Nélisse is a talent to watch — perhaps a nice adventure story with a jolly talking dog in it or something next time — but Fox’s cinematic memoir works as well as it does precisely because she has an uncanny knack for when, and how, to linger on that face. That’s true of all the faces onscreen — sometimes that camera is too intimate, while at others it keeps a respectful, even cold, distance — but it’s true of Jenny’s face in particular. When Jennifer, unseen behind an imagined lens, questions her younger self in patient but pressing tones, Jenny’s stare is guileless but determined, collected, her belief in the story she’s told unshakable. When that resolve finally slips, bursting open the door into the film’s final act, it’s the kind of moment that’s not easily forgotten.

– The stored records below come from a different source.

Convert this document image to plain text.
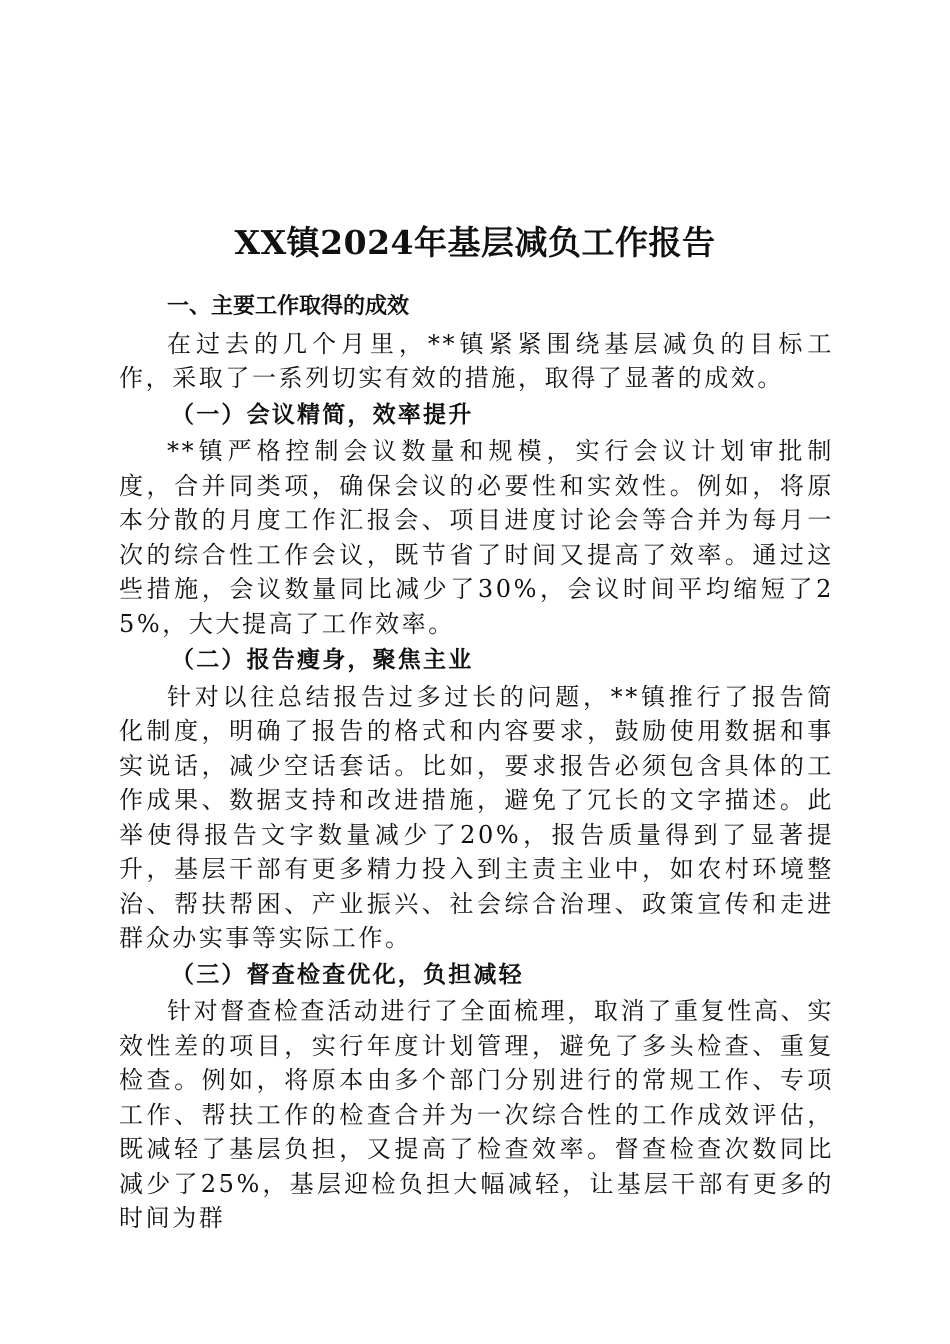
XX镇2024年基层减负工作报告
一、主要工作取得的成效

在过去的几个月里，**镇紧紧围绕基层减负的目标工作，采取了一系列切实有效的措施，取得了显著的成效。

（一）会议精简，效率提升

**镇严格控制会议数量和规模，实行会议计划审批制度，合并同类项，确保会议的必要性和实效性。例如，将原本分散的月度工作汇报会、项目进度讨论会等合并为每月一次的综合性工作会议，既节省了时间又提高了效率。通过这些措施，会议数量同比减少了30%，会议时间平均缩短了25%，大大提高了工作效率。

（二）报告瘦身，聚焦主业

针对以往总结报告过多过长的问题，**镇推行了报告简化制度，明确了报告的格式和内容要求，鼓励使用数据和事实说话，减少空话套话。比如，要求报告必须包含具体的工作成果、数据支持和改进措施，避免了冗长的文字描述。此举使得报告文字数量减少了20%，报告质量得到了显著提升，基层干部有更多精力投入到主责主业中，如农村环境整治、帮扶帮困、产业振兴、社会综合治理、政策宣传和走进群众办实事等实际工作。

（三）督查检查优化，负担减轻

针对督查检查活动进行了全面梳理，取消了重复性高、实效性差的项目，实行年度计划管理，避免了多头检查、重复检查。例如，将原本由多个部门分别进行的常规工作、专项工作、帮扶工作的检查合并为一次综合性的工作成效评估，既减轻了基层负担，又提高了检查效率。督查检查次数同比减少了25%，基层迎检负担大幅减轻，让基层干部有更多的时间为群
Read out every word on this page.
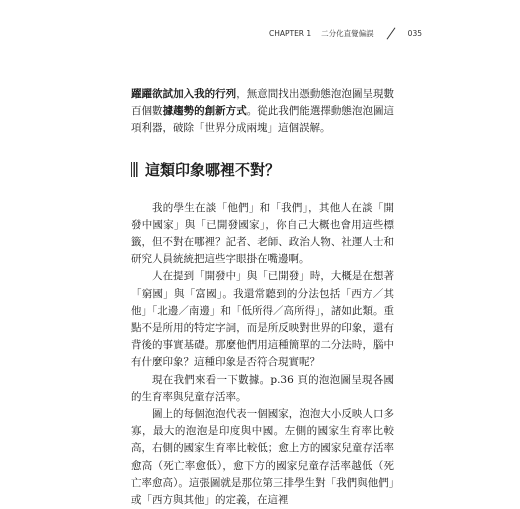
CHAPTER 1 二分化直覺偏誤	035

躍躍欲試加入我的行列，無意間找出憑動態泡泡圖呈現數百個數據趨勢的創新方式。從此我們能選擇動態泡泡圖這項利器，破除「世界分成兩塊」這個誤解。

這類印象哪裡不對？

我的學生在談「他們」和「我們」，其他人在談「開發中國家」與「已開發國家」，你自己大概也會用這些標籤，但不對在哪裡？記者、老師、政治人物、社運人士和研究人員統統把這些字眼掛在嘴邊啊。

人在提到「開發中」與「已開發」時，大概是在想著「窮國」與「富國」。我還常聽到的分法包括「西方／其他」「北邊／南邊」和「低所得／高所得」，諸如此類。重點不是所用的特定字詞，而是所反映對世界的印象，還有背後的事實基礎。那麼他們用這種簡單的二分法時，腦中有什麼印象？這種印象是否符合現實呢？

現在我們來看一下數據。p.36 頁的泡泡圖呈現各國的生育率與兒童存活率。

圖上的每個泡泡代表一個國家，泡泡大小反映人口多寡，最大的泡泡是印度與中國。左側的國家生育率比較高，右側的國家生育率比較低；愈上方的國家兒童存活率愈高（死亡率愈低），愈下方的國家兒童存活率越低（死亡率愈高）。這張圖就是那位第三排學生對「我們與他們」或「西方與其他」的定義，在這裡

None of The Tale is, really. Between them, the film’s core trio — Nélisse’s Jenny, Dern’s Jennifer, and Fox herself — have created a depiction of sexual abuse that’s going to resonate with audiences for a long, long time. But the most shocking, upsetting thing Fox has done is tell a story about the malleability of our memories. They can be shaped by others, but also by ourselves; we can change them to survive the unthinkable, or to banish guilt and dodge accountability. I don’t know what my memory of The Tale will be years from now. I hope I remember the expressive, probing score (by Ariel Marx), the thoughtful costuming by Tricia Gray, the wryness of Burstyn’s performance, and the sound editing that tugged me gently to and fro in time. I hope I remember it all, but I’m almost sure that those frank faces will stay burned into my mind, just as they are now.
If my memory reshapes them, I’m not sure I’ll realize it. I have seen The Tale once. I do not regret it, but once is enough.